DTensor._propagator = _CachingPropagator(DTensor._propagator.op_to_rules)

def parallelize_module(  # type: ignore[return]
    module: nn.Module,
    device_mesh: DeviceMesh,
    parallelize_plan: Union[ParallelStyle, Dict[str, ParallelStyle]],
    tp_mesh_dim: int = 0,
) -> nn.Module:
    """
    The API to apply Tensor Parallelism (TP) in PyTorch. We parallelize module
    or sub_modules based on a parallelize_plan. The parallelize_plan contains
    :class:`ParallelStyle`, which indicates how user wants the module or sub_module
    to be parallelized.

    User can also specify different parallel style per module fully qualifed name (FQN).
    The API supports 2D parallelism natively by accepting an n-dimension device_mesh
    and users just need to specify the dimension where we perform tensor parallelism on.

    Args:
        module (:class:`nn.Module`):
            Module to be parallelized.
        device_mesh (:class:`DeviceMesh`):
            Object which describes the mesh topology
            of devices for the DTensor.
        parallelize_plan (Union[:class:`ParallelStyle`, Dict[str, :class:`ParallelStyle`]]):
            The plan used to parallelize the module. It can be either a
            :class:`ParallelStyle` object which contains how
            we prepare input/output for Tensor Parallelism or it can be a
            dict of module FQN and its corresponding :class:`ParallelStyle` object.
        tp_mesh_dim (int):
            The dimension of ``device_mesh`` where we perform
            Tensor Parallelism on.

    Return:
        A :class:`nn.Module` object parallelized.

    Example::
        >>> # xdoctest: +SKIP("distributed")
        >>> from torch.distributed._tensor.parallel import parallelize_module, PairwiseParallel
        >>>
        >>> # Define the module.
        >>> m = Model(...)
        >>> m = parallelize_module(m, PairwiseParallel())
        >>>

    .. warning::
        ``PairwiseParallel`` comes with constraints for now.

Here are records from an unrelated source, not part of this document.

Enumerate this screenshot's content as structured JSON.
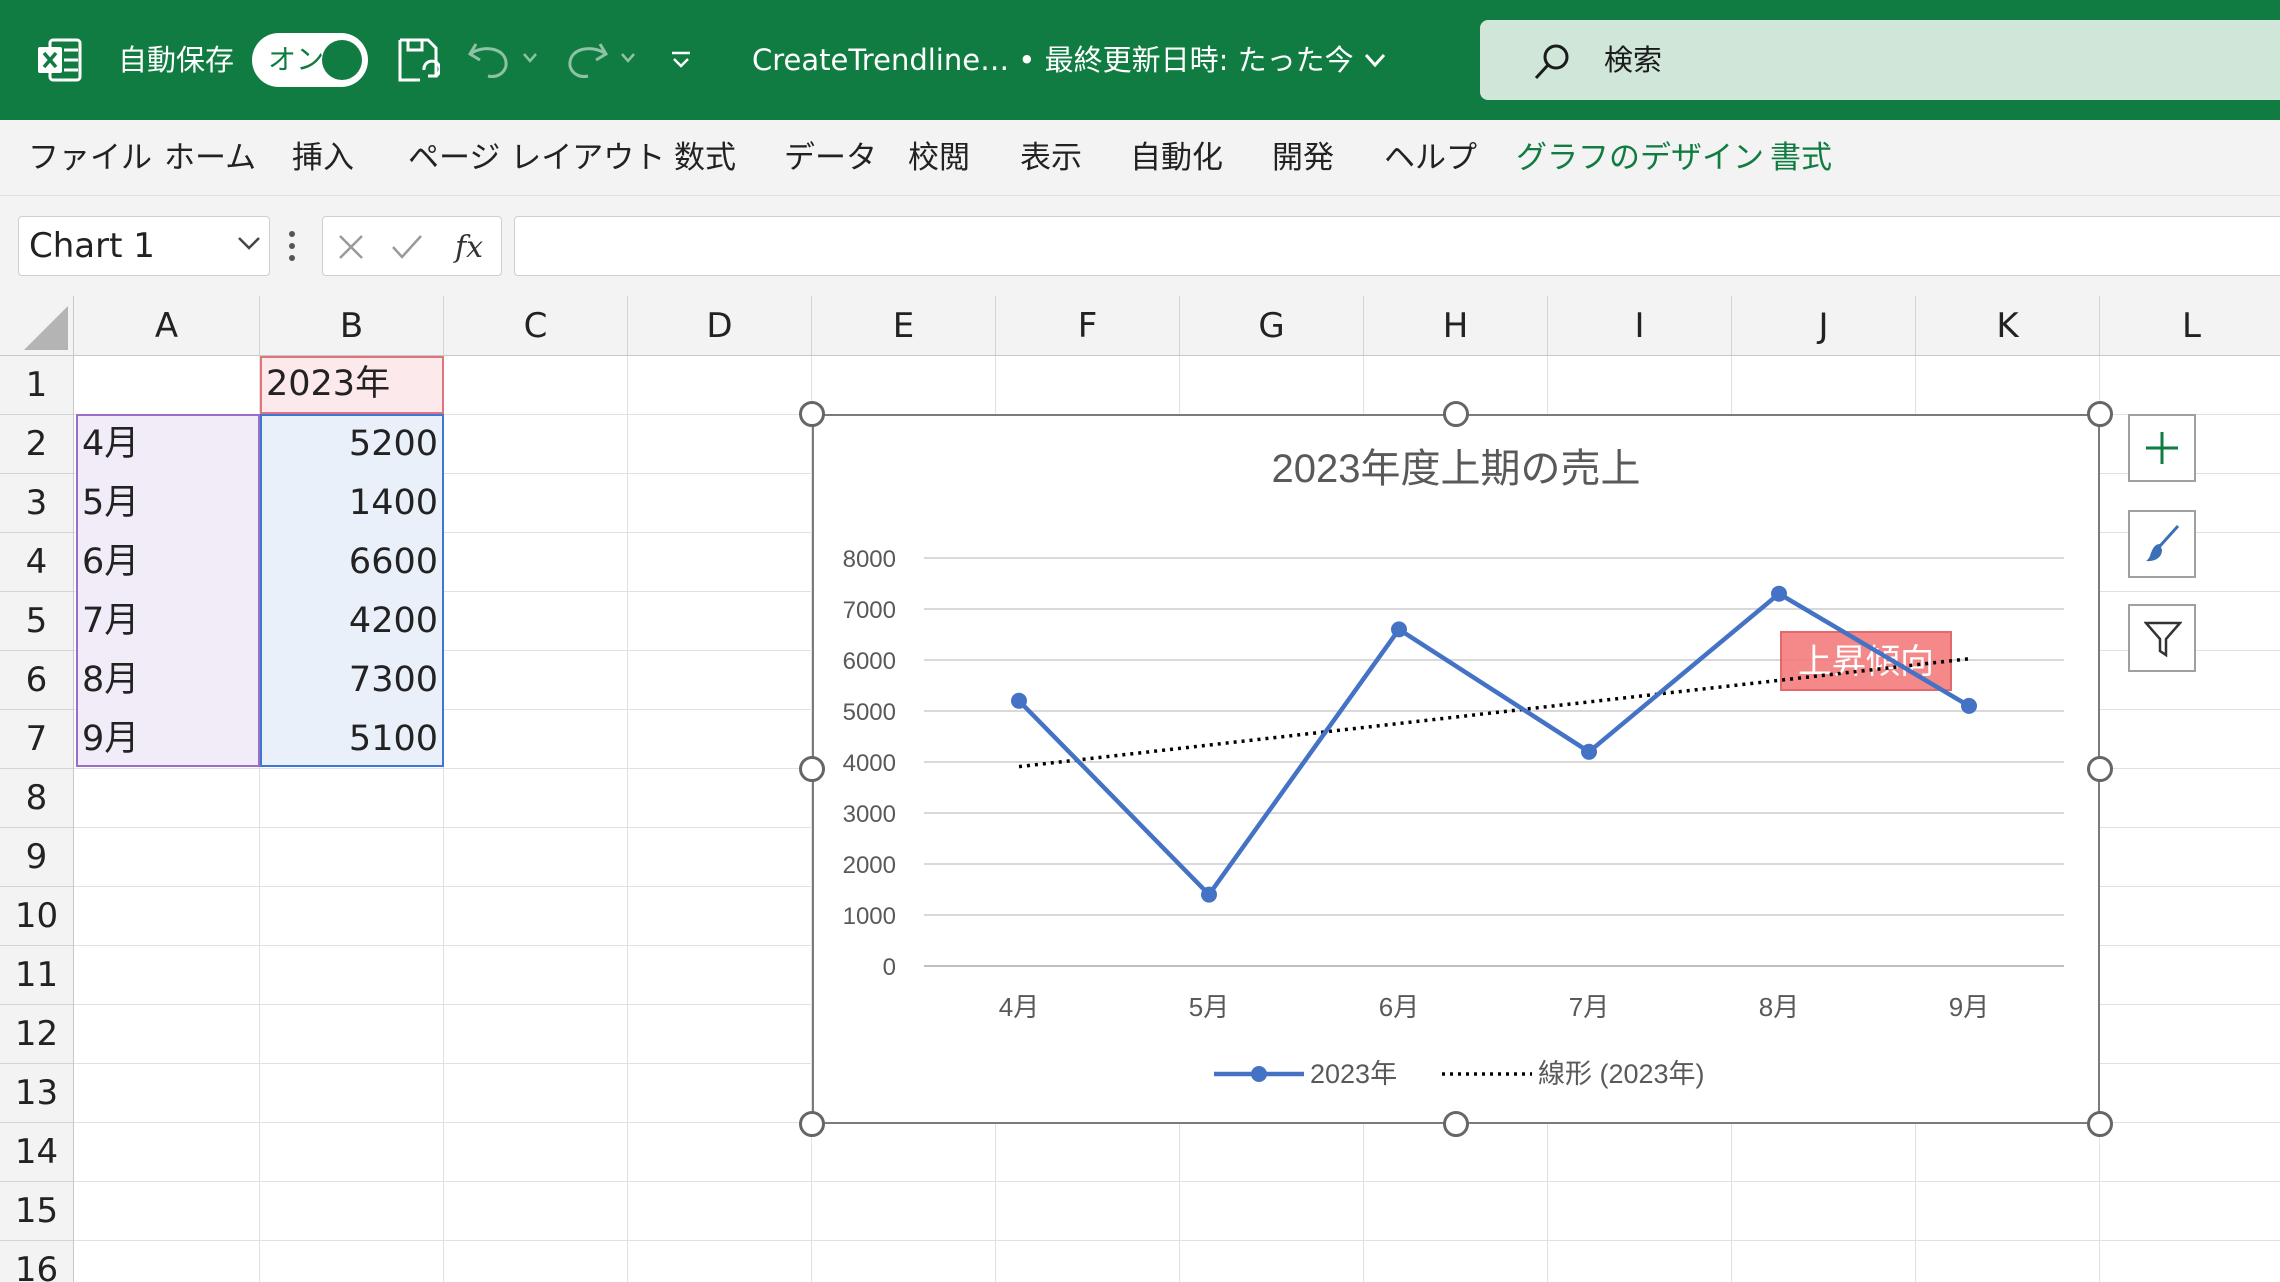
{
  "titlebar": {
    "autosave_label": "自動保存",
    "autosave_state": "オン",
    "doc_title": "CreateTrendline… • 最終更新日時: たった今",
    "search_placeholder": "検索"
  },
  "ribbon": {
    "tabs": [
      "ファイル",
      "ホーム",
      "挿入",
      "ページ レイアウト",
      "数式",
      "データ",
      "校閲",
      "表示",
      "自動化",
      "開発",
      "ヘルプ",
      "グラフのデザイン",
      "書式"
    ],
    "contextual_tab_color": "#107c41"
  },
  "formula_bar": {
    "name_box": "Chart 1",
    "formula": ""
  },
  "sheet": {
    "columns": [
      "A",
      "B",
      "C",
      "D",
      "E",
      "F",
      "G",
      "H",
      "I",
      "J",
      "K",
      "L"
    ],
    "rows": [
      "1",
      "2",
      "3",
      "4",
      "5",
      "6",
      "7",
      "8",
      "9",
      "10",
      "11",
      "12",
      "13",
      "14",
      "15",
      "16"
    ],
    "header_cell": "2023年",
    "data": [
      {
        "month": "4月",
        "value": "5200"
      },
      {
        "month": "5月",
        "value": "1400"
      },
      {
        "month": "6月",
        "value": "6600"
      },
      {
        "month": "7月",
        "value": "4200"
      },
      {
        "month": "8月",
        "value": "7300"
      },
      {
        "month": "9月",
        "value": "5100"
      }
    ]
  },
  "chart_data": {
    "type": "line",
    "title": "2023年度上期の売上",
    "categories": [
      "4月",
      "5月",
      "6月",
      "7月",
      "8月",
      "9月"
    ],
    "series": [
      {
        "name": "2023年",
        "values": [
          5200,
          1400,
          6600,
          4200,
          7300,
          5100
        ],
        "color": "#4472c4"
      }
    ],
    "trendline": {
      "name": "線形 (2023年)",
      "type": "linear",
      "style": "dotted",
      "color": "#000000"
    },
    "annotation": "上昇傾向",
    "annotation_color": "#f47c7c",
    "yticks": [
      "0",
      "1000",
      "2000",
      "3000",
      "4000",
      "5000",
      "6000",
      "7000",
      "8000"
    ],
    "ylim": [
      0,
      8000
    ],
    "grid": true,
    "legend_position": "bottom"
  }
}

If you need finer
        granularity, you need to pass in a dict of module FQN and parallel style instead.
    """

    if device_mesh.ndim > 1:
        device_mesh = _create_1d_device_mesh(device_mesh, tp_mesh_dim)

    if isinstance(parallelize_plan, ParallelStyle):
        # RowwiseParallel or ColwiseParallel
        if isinstance(parallelize_plan, (ColwiseParallel, RowwiseParallel)):
            return _parallelize_linear(module, device_mesh, parallelize_plan)
        # PairwiseParallel
        if _is_mha_for_pairwise_parallel(module):
            return _parallelize_multihead_attn(module, device_mesh)
        elif _is_mlp_for_pairwise_parallel(module):
            return _parallelize_mlp(module, device_mesh)
        else:
            for n, m in module.named_children():
                module.register_module(
                    n, parallelize_module(m, device_mesh, parallelize_plan)
                )
            return module
    elif isinstance(parallelize_plan, dict):
        for module_path, parallelize_style in parallelize_plan.items():
            sub_module = module.get_submodule(module_path)
            parent_module = module
            if "." in module_path:
                parent_module_path = ".".join(module_path.split(".")[:-1])
                parent_module = module.get_submodule(parent_module_path)
                module_path = module_path.split(".")[-1]
            parent_module.register_module(  # type: ignore[call-arg] # pyre-ignore[20]
                module_path,
                parallelize_module(  # type: ignore[arg-type]
                    sub_module, device_mesh, parallelize_style  # type: ignore[arg-type] # pyre-ignore[6]
                ),
            )
        return module
    else:
        raise RuntimeError(  # pyre-ignore[7]
            "Expect Union[ParallelStyle, Dict[str, ParallelStyle]] for"
            f" parallelize_plan, {type(parallelize_plan)} found!"
        )


def _is_mha_for_pairwise_parallel(module: nn.Module) -> bool:
    """
    Check whether the mha module is the one can be handled for Pairwise parallel.

    Args:
        module (:class:`nn.Module`):
            Module to be checked.

    Return:
        A boolean object which specifies whether the module is MHA supported by Pairwise parallel or not.
    """
    return isinstance(module, (TensorParallelMultiheadAttention, nn.MultiheadAttention))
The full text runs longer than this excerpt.